Yo la quería. La deseaba, la amaba. La necesitaba.
Cada vez que la veía, la admiraba.
Cuando la oía, realmente la escuchaba.
Cuando se acercaba, la olía.
Cuando no la veía, la intuía.
Si desaparecía, la extrañaba.
Si se reía, la acompañaba.
Cuando no, la imaginaba.
Por las mañanas la esperaba.
Y por las noches, la soñaba.
Los lunes la perdía, los sábados la llamaba.
Los domingos la encontraba.
A veces la consentía y otras la contrariaba.
Muchas veces la comprendía y unas pocas la indagaba.
Cuando podía, la recorría. Cuando quería, la apretujaba.
Ciertas veces, accedía. Otras, se violentaba.
Y si dormía o descansaba, yo la protegía y la observaba.

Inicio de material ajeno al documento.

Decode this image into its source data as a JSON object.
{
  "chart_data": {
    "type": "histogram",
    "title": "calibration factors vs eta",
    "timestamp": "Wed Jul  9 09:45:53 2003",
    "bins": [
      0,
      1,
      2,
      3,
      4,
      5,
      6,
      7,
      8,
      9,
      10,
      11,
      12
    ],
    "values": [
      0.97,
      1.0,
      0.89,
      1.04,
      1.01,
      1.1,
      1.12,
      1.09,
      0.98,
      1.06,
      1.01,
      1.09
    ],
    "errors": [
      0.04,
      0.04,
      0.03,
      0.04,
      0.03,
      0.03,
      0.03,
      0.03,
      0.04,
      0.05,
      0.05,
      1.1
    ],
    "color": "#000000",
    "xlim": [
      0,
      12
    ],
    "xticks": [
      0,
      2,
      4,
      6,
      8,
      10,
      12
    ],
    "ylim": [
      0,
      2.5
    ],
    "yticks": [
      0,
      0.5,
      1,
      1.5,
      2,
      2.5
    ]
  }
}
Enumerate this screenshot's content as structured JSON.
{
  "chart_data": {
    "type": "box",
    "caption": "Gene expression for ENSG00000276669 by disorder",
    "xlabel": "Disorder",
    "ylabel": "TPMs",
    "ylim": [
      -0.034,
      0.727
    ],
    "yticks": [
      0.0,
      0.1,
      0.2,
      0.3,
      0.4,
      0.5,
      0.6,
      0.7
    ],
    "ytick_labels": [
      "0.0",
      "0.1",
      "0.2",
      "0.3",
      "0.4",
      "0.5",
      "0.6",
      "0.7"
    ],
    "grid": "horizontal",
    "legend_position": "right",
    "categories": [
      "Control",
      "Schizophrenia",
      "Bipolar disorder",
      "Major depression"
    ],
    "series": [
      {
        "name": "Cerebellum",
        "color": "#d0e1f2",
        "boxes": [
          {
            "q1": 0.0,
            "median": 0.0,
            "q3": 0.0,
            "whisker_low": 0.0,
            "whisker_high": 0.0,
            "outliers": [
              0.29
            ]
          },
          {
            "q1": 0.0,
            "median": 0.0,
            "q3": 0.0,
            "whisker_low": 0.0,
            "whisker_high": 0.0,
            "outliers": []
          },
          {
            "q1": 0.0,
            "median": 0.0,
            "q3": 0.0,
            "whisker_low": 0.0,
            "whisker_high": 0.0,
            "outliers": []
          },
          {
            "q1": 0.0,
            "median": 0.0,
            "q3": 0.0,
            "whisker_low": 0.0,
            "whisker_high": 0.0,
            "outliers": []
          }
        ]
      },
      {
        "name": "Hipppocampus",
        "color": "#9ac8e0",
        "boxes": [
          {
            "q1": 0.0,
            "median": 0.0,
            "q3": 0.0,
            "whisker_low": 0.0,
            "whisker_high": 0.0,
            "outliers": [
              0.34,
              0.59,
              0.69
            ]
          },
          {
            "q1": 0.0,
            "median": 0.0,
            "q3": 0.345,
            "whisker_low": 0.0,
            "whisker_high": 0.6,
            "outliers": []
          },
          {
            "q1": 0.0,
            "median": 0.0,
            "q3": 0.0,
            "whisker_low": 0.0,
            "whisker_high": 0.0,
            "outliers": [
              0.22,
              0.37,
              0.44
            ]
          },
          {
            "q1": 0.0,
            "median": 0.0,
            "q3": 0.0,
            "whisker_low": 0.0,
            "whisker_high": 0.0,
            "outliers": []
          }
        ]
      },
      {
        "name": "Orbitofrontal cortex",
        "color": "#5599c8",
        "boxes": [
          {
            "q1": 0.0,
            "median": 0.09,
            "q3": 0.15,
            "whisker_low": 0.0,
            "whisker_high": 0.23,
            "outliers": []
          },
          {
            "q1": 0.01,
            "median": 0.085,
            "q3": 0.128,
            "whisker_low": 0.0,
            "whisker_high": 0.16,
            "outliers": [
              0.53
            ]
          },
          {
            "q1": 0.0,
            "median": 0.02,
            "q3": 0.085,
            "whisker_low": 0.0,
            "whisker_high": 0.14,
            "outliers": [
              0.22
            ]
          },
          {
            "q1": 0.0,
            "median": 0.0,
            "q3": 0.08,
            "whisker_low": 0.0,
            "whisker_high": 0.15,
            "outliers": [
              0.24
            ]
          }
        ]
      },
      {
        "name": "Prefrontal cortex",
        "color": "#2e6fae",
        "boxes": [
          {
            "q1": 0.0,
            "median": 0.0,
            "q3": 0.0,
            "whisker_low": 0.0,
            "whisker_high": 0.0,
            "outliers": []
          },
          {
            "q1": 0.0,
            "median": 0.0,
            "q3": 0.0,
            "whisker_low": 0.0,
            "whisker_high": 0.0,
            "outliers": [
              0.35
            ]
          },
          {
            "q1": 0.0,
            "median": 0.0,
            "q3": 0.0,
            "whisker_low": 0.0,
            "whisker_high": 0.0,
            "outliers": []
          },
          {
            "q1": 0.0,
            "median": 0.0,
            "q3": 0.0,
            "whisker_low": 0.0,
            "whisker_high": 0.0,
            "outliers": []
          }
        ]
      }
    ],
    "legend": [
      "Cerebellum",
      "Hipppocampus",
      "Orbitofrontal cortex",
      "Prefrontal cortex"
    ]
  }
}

Y si se despertaba o se destapaba, yo la arropaba y la acunaba.
Ella venía y yo la esperaba. Si ella corría, yo la acompañaba.
Y si frenaba, yo la empujaba.
Si se caía, la levantaba.
Cuando lloraba, yo me moría. O si moría, yo la lloraba.
Yo la quería y la deseaba. La amaba y la necesitaba.
Ella ahí estaba, no la tenía. No era mía, la inventaba.